Pierwsze chwile zapamiętane z dzieciństwa? Pamiętam ciekawy moment. Wracaliśmy do Warszawy z letniska. Wysiedliśmy na Dworcu Gdańskim, rodzice zamówili dorożkę do Śródmieścia. Zaczął padać deszcz. Dorożkarz zasłonił nas skórzaną budą i ja nic nie widziałem, tylko słyszałem tego konia, to jego chlapanie na asfalcie po deszczu: klap, klap, klap, klap. Utkwiło mi to w pamięci do tego stopnia, że do dziś czasami próbuję naśladować ten odgłos.
Pamiętam wybuch wojny. Obudziło nas wycie syren, bombardowanie. Nie wierzyliśmy, że to wojna, ludzie myśleli, że to jakieś ćwiczenia przeciwlotnicze, jakiś alarm próbny. Poszedłem do szkoły, bo wydawało mi się, że powinienem. Na wiele dni przed 1 września miałem przygotowane zeszyty, tornister, wszystko. Cieszyłem się, wyjmowałem je, ponownie układałem. Miałem granatowy fartuszek z białym kołnierzykiem, wyglądałem w nim jak dziewczynka.
Od frontu szkoła nie była zniszczona, tył wywalony był podmuchem bomby, kierownik w gabinecie leżał w kałuży krwi...
Podczas okupacji chodziłem do różnych szkół, ale niewiele nas tam uczono. Rachunki, pisanie - Niemcy nie chcieli, by Polacy więcej umieli. Potem zdałem do szkoły przy ul. Śniadeckich. To była szkoła ogrodnicza, ale pod jej przykrywką działało gimnazjum. Zresztą ciągle nas z kolejnych budynków wyrzucano, bo Niemcy potrzebowali ich a to na urząd, a to na szpital.

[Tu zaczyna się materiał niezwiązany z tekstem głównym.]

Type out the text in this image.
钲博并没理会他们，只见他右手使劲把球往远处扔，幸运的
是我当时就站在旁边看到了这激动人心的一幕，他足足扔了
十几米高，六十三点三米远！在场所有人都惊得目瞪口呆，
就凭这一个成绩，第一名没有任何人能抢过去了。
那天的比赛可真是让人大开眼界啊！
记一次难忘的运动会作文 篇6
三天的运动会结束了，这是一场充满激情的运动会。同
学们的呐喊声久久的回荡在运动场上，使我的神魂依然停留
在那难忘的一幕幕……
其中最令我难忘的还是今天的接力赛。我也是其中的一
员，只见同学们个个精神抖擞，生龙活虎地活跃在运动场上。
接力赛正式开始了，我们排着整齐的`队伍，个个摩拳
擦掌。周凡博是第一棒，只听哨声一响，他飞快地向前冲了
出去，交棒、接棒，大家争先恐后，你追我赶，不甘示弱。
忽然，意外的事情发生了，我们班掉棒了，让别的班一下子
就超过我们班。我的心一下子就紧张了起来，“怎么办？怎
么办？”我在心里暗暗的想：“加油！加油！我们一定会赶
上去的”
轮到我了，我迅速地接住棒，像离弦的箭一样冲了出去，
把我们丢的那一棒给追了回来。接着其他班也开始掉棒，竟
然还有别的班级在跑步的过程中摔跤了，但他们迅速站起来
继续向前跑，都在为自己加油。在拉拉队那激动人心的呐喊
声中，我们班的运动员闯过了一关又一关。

Dziecko odbiera wojnę inaczej niż dorosły. Odbiera wrażenia zewnętrznie. Przemarsz wojska. Jak wygląda armia, bieda? Do dziś pamiętam okrzyki sprzedawców. Wrył mi się świst meserszmitów i ryk sztukasów - pamiętam ten odgłos nurkującego samolotu, który za chwilę zrzuci bombę...
Nie bałem się wojny, ale byłem nią zmęczony, w środku nocy budzono mnie, bo trzeba było biec do piwnicy. Pamiętam, chciałem walczyć, zapisać się do AK-owców, ale ciągle mnie odrzucali, wysyłali na koniec kolejki. Byłem za mały.
Powstanie Warszawskie... było przerażające. Pamiętam pewien moment, szczęśliwy i straszny zarazem, gdy Niemcy zrzucili bombę zapalającą. Upadła tuż obok mnie i rozsypała się na mniejsze bomby napełnione fosforem. Uciekałem, biegłem do rodziców, przeskakiwałem te bomby jak zając, a one za mną wybuchały. A potem wyszliśmy z Warszawy, był Pruszków, jakaś wieś. Wszyscy warszawiacy to przeszli. Potem była Łódź, gdzie wszystko się zaczęło.